Bettina helped Ivy up, cigarette wedged between her lips. They came out from their trees and met on the road, looking up at the sky.

‘Bloody close one, that,’ said Mags.

Sadie’s bike had been hit and one wheel was mangled so she hopped onto Joyce’s handlebars. They all climbed a steep hill with ease, amped up as they were on residual adrenaline, and as they reached the top they saw, many miles ahead, dark, dark smoke pluming out from a just-bombed blip on the horizon – possibly the small, privately owned aircraft hangar one town over. That would make sense. And the pilot, after achieving his objective and turning around to head back over the channel, sees a few civilians plodding up a lane, and thinks, Well, why not? Got a few rounds left.

Just before the farm was a lane on the left and Mags abruptly turned into it, the others following. The lane led to a pub called the Greasy Goose. ‘Think we could all do with a shot for our nerves, what?’ said Mags, standing up in her seat and pumping up the small hill.

The pub was empty except for a trio of old farmers and a group of soldiers sharing a bowl of pork scratchings. The women ordered a shot of rum each. Then another. Ivy had never touched alcohol before and grew tipsy. She started to talk, to actually talk.

‘I thought I was going to die, I thought I was dead meat, and then I thought about what a dull life I’ve led and I remembered this time when I was ten and these other children were all planning on knocking off school to go swimming in the lake – it was a very hot day – and it all sounded so dreadfully fun, and they were saying to me, “Come on, Ivy, it’ll be a lark, don’t be a spoilsport, it’s the end of term,” but I wouldn’t go. I went to school and saw their empty seats and felt this horrid pang. And I remembered all this as I was haring for cover, and I thought, “I should’ve gone. I really should’ve gone.” What a strange thing to think about!’

Her smile was transforming.

‘Well, slap my arse and call me Rosie,’ said Sadie in her gravelly Lancashire drawl. ‘The lady speaks.’

You had to get to know shy people – that’s what everyone said – you had to wait for their wit and character to seep out in little trickles. Bettina had never had the patience to wait. Shy people were absolute bores. But Ivy! What a turnaround. There in the pub, her character did not so much trickle as spew out of her. Actually, she would not shut up. And the drink – she liked the drink.

‘My father would tan my hide if he saw me drinking spirits, but guess what? It’s bloody marvellous and I don’t care. Let’s get another.’

The other women looked at each other, amused.

‘In fact,’ continued Ivy, ‘I can’t help thinking that we’re all going to die soon, so we might as well enjoy ourselves. Does anyone have a cigarette?’

Bettina gave her one and Ivy predictably coughed her guts up.

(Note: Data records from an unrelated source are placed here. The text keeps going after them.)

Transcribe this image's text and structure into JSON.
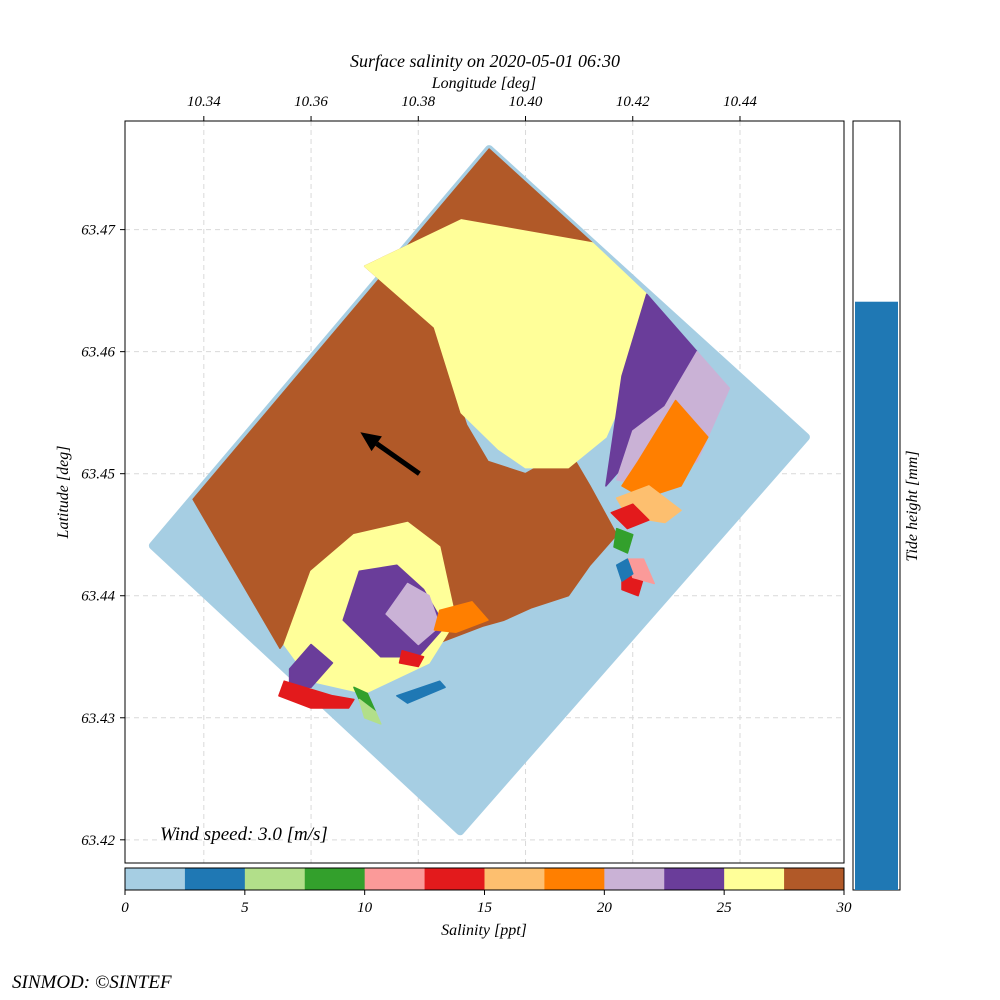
{
  "chart_data": {
    "type": "heatmap",
    "title": "Surface salinity on 2020-05-01 06:30",
    "x_axis": {
      "label": "Longitude [deg]",
      "position": "top",
      "range": [
        10.3253,
        10.4594
      ],
      "ticks": [
        10.34,
        10.36,
        10.38,
        10.4,
        10.42,
        10.44
      ],
      "tick_labels": [
        "10.34",
        "10.36",
        "10.38",
        "10.40",
        "10.42",
        "10.44"
      ]
    },
    "y_axis": {
      "label": "Latitude [deg]",
      "range": [
        63.4181,
        63.4789
      ],
      "ticks": [
        63.42,
        63.43,
        63.44,
        63.45,
        63.46,
        63.47
      ],
      "tick_labels": [
        "63.42",
        "63.43",
        "63.44",
        "63.45",
        "63.46",
        "63.47"
      ]
    },
    "grid": true,
    "domain_corners": [
      {
        "lon": 10.3305,
        "lat": 63.4441
      },
      {
        "lon": 10.3932,
        "lat": 63.4766
      },
      {
        "lon": 10.4523,
        "lat": 63.453
      },
      {
        "lon": 10.3878,
        "lat": 63.4207
      }
    ],
    "salinity_regions": [
      {
        "salinity": 29,
        "polygon": [
          [
            10.338,
            63.4479
          ],
          [
            10.3932,
            63.4766
          ],
          [
            10.4125,
            63.4689
          ],
          [
            10.388,
            63.4708
          ],
          [
            10.37,
            63.467
          ],
          [
            10.383,
            63.462
          ],
          [
            10.389,
            63.454
          ],
          [
            10.393,
            63.451
          ],
          [
            10.4,
            63.45
          ],
          [
            10.408,
            63.452
          ],
          [
            10.412,
            63.449
          ],
          [
            10.417,
            63.445
          ],
          [
            10.412,
            63.4425
          ],
          [
            10.408,
            63.44
          ],
          [
            10.401,
            63.439
          ],
          [
            10.396,
            63.438
          ],
          [
            10.392,
            63.4375
          ],
          [
            10.38,
            63.4355
          ],
          [
            10.363,
            63.439
          ],
          [
            10.357,
            63.4375
          ],
          [
            10.3542,
            63.4357
          ]
        ]
      },
      {
        "salinity": 26,
        "polygon": [
          [
            10.37,
            63.467
          ],
          [
            10.388,
            63.4708
          ],
          [
            10.4125,
            63.4689
          ],
          [
            10.4226,
            63.4647
          ],
          [
            10.42,
            63.458
          ],
          [
            10.415,
            63.453
          ],
          [
            10.408,
            63.4505
          ],
          [
            10.4,
            63.4505
          ],
          [
            10.395,
            63.452
          ],
          [
            10.388,
            63.455
          ],
          [
            10.383,
            63.462
          ]
        ]
      },
      {
        "salinity": 26,
        "polygon": [
          [
            10.355,
            63.436
          ],
          [
            10.36,
            63.442
          ],
          [
            10.368,
            63.445
          ],
          [
            10.378,
            63.446
          ],
          [
            10.384,
            63.444
          ],
          [
            10.387,
            63.438
          ],
          [
            10.382,
            63.4345
          ],
          [
            10.37,
            63.432
          ],
          [
            10.36,
            63.433
          ]
        ]
      },
      {
        "salinity": 24,
        "polygon": [
          [
            10.4226,
            63.4647
          ],
          [
            10.432,
            63.46
          ],
          [
            10.426,
            63.455
          ],
          [
            10.419,
            63.451
          ],
          [
            10.415,
            63.449
          ],
          [
            10.418,
            63.458
          ]
        ]
      },
      {
        "salinity": 24,
        "polygon": [
          [
            10.366,
            63.438
          ],
          [
            10.369,
            63.442
          ],
          [
            10.376,
            63.4425
          ],
          [
            10.381,
            63.4405
          ],
          [
            10.385,
            63.4375
          ],
          [
            10.38,
            63.435
          ],
          [
            10.373,
            63.435
          ]
        ]
      },
      {
        "salinity": 24,
        "polygon": [
          [
            10.356,
            63.434
          ],
          [
            10.36,
            63.436
          ],
          [
            10.364,
            63.4345
          ],
          [
            10.36,
            63.4325
          ],
          [
            10.356,
            63.4325
          ]
        ]
      },
      {
        "salinity": 21,
        "polygon": [
          [
            10.432,
            63.46
          ],
          [
            10.438,
            63.457
          ],
          [
            10.432,
            63.451
          ],
          [
            10.423,
            63.449
          ],
          [
            10.417,
            63.4495
          ],
          [
            10.42,
            63.4535
          ],
          [
            10.426,
            63.4555
          ]
        ]
      },
      {
        "salinity": 21,
        "polygon": [
          [
            10.374,
            63.4385
          ],
          [
            10.378,
            63.441
          ],
          [
            10.382,
            63.44
          ],
          [
            10.384,
            63.4375
          ],
          [
            10.38,
            63.436
          ]
        ]
      },
      {
        "salinity": 18,
        "polygon": [
          [
            10.428,
            63.456
          ],
          [
            10.434,
            63.453
          ],
          [
            10.429,
            63.449
          ],
          [
            10.422,
            63.448
          ],
          [
            10.418,
            63.449
          ],
          [
            10.421,
            63.451
          ]
        ]
      },
      {
        "salinity": 18,
        "polygon": [
          [
            10.384,
            63.4388
          ],
          [
            10.39,
            63.4395
          ],
          [
            10.393,
            63.438
          ],
          [
            10.387,
            63.437
          ],
          [
            10.383,
            63.4372
          ]
        ]
      },
      {
        "salinity": 16,
        "polygon": [
          [
            10.417,
            63.448
          ],
          [
            10.423,
            63.449
          ],
          [
            10.429,
            63.447
          ],
          [
            10.426,
            63.446
          ],
          [
            10.419,
            63.4465
          ]
        ]
      },
      {
        "salinity": 14,
        "polygon": [
          [
            10.416,
            63.4468
          ],
          [
            10.42,
            63.4475
          ],
          [
            10.423,
            63.4462
          ],
          [
            10.419,
            63.4455
          ]
        ]
      },
      {
        "salinity": 14,
        "polygon": [
          [
            10.355,
            63.433
          ],
          [
            10.364,
            63.4318
          ],
          [
            10.368,
            63.4315
          ],
          [
            10.367,
            63.4308
          ],
          [
            10.36,
            63.4308
          ],
          [
            10.354,
            63.4318
          ]
        ]
      },
      {
        "salinity": 14,
        "polygon": [
          [
            10.377,
            63.4355
          ],
          [
            10.381,
            63.435
          ],
          [
            10.38,
            63.4342
          ],
          [
            10.3765,
            63.4345
          ]
        ]
      },
      {
        "salinity": 14,
        "polygon": [
          [
            10.418,
            63.442
          ],
          [
            10.422,
            63.4415
          ],
          [
            10.421,
            63.44
          ],
          [
            10.418,
            63.4405
          ]
        ]
      },
      {
        "salinity": 11,
        "polygon": [
          [
            10.419,
            63.443
          ],
          [
            10.422,
            63.443
          ],
          [
            10.424,
            63.441
          ],
          [
            10.42,
            63.4415
          ]
        ]
      },
      {
        "salinity": 9,
        "polygon": [
          [
            10.368,
            63.4325
          ],
          [
            10.3705,
            63.432
          ],
          [
            10.372,
            63.4305
          ],
          [
            10.37,
            63.4305
          ]
        ]
      },
      {
        "salinity": 9,
        "polygon": [
          [
            10.417,
            63.4455
          ],
          [
            10.42,
            63.445
          ],
          [
            10.419,
            63.4435
          ],
          [
            10.4165,
            63.444
          ]
        ]
      },
      {
        "salinity": 6,
        "polygon": [
          [
            10.369,
            63.4315
          ],
          [
            10.372,
            63.4305
          ],
          [
            10.373,
            63.4295
          ],
          [
            10.37,
            63.43
          ]
        ]
      },
      {
        "salinity": 4,
        "polygon": [
          [
            10.376,
            63.4318
          ],
          [
            10.384,
            63.433
          ],
          [
            10.385,
            63.4325
          ],
          [
            10.378,
            63.4312
          ]
        ]
      },
      {
        "salinity": 4,
        "polygon": [
          [
            10.417,
            63.4425
          ],
          [
            10.419,
            63.443
          ],
          [
            10.42,
            63.4418
          ],
          [
            10.418,
            63.4412
          ]
        ]
      }
    ],
    "colorbar": {
      "label": "Salinity [ppt]",
      "range": [
        0,
        30
      ],
      "ticks": [
        0,
        5,
        10,
        15,
        20,
        25,
        30
      ],
      "tick_labels": [
        "0",
        "5",
        "10",
        "15",
        "20",
        "25",
        "30"
      ],
      "colors": [
        "#a6cee3",
        "#1f78b4",
        "#b2df8a",
        "#33a02c",
        "#fb9a99",
        "#e31a1c",
        "#fdbf6f",
        "#ff7f00",
        "#cab2d6",
        "#6a3d9a",
        "#ffff99",
        "#b15928"
      ]
    },
    "wind": {
      "label": "Wind speed: 3.0 [m/s]",
      "speed": 3.0,
      "arrow_origin": {
        "lon": 10.3802,
        "lat": 63.45
      },
      "arrow_tip": {
        "lon": 10.3692,
        "lat": 63.4534
      }
    },
    "tide": {
      "label": "Tide height [mm]",
      "fill_fraction": 0.765,
      "color": "#1f78b4"
    }
  },
  "credit": "SINMOD: ©SINTEF"
}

‘What do you want to try next?’ said Sadie. She aimed a thumb at the soldiers. ‘What about them?’

‘Ooh, I like the one with the ’tache,’ said Joyce.

‘No thanks,’ said Ivy, with nude aversion.

‘You got a fella back home?’ said Sadie.

‘No. And I don’t want one either. Men are rats.’

‘Men are a darn sight harder to kill than rats,’ said Mags, laughing.

‘So have you never had a fella?’ said Sadie.

Ivy shook her head.

‘We have a virgin in our midst,’ cooed Joyce.

Bettina looked at Ivy, at the blotchy blush on her throat. A virgin in the technical sense only. Plain as day. She imagined Ivy naked, on all fours with her labia poking out like grapefruit segments, and felt a searing hot tingle down there. What would she be like? Frenzied. Animalistic. Repressed people were like that, supposedly. All prim and proper until their clothes came off, and then biting and scratching and screaming, a snarl of impulse. A locked safe exploded wide open.

Ivy retched into the toilet bowl. Bettina held her plait aloft and rubbed her shoulders.

‘There, there, get it all out.’

A groan, a horrible gulp and then more retching.

Ivy sat up, wiping her mouth with a cloth. Her face was off-white, her forehead dotted with sweat. She still looked drunk. ‘I’m not queer, you know,’ she said.

‘I didn’t say you—’

‘It’s not queer if you only ever loved the one woman.’

‘Of course not,’ said Bettina. ‘Of course not.’

‘It doesn’t make me—’ She suppressed a burp, her hand on her breastbone. ‘I’m normal. Never mind all your talk of subtext.’

Oh, she was adorable.

Bettina squeezed her arm. ‘I believe you.’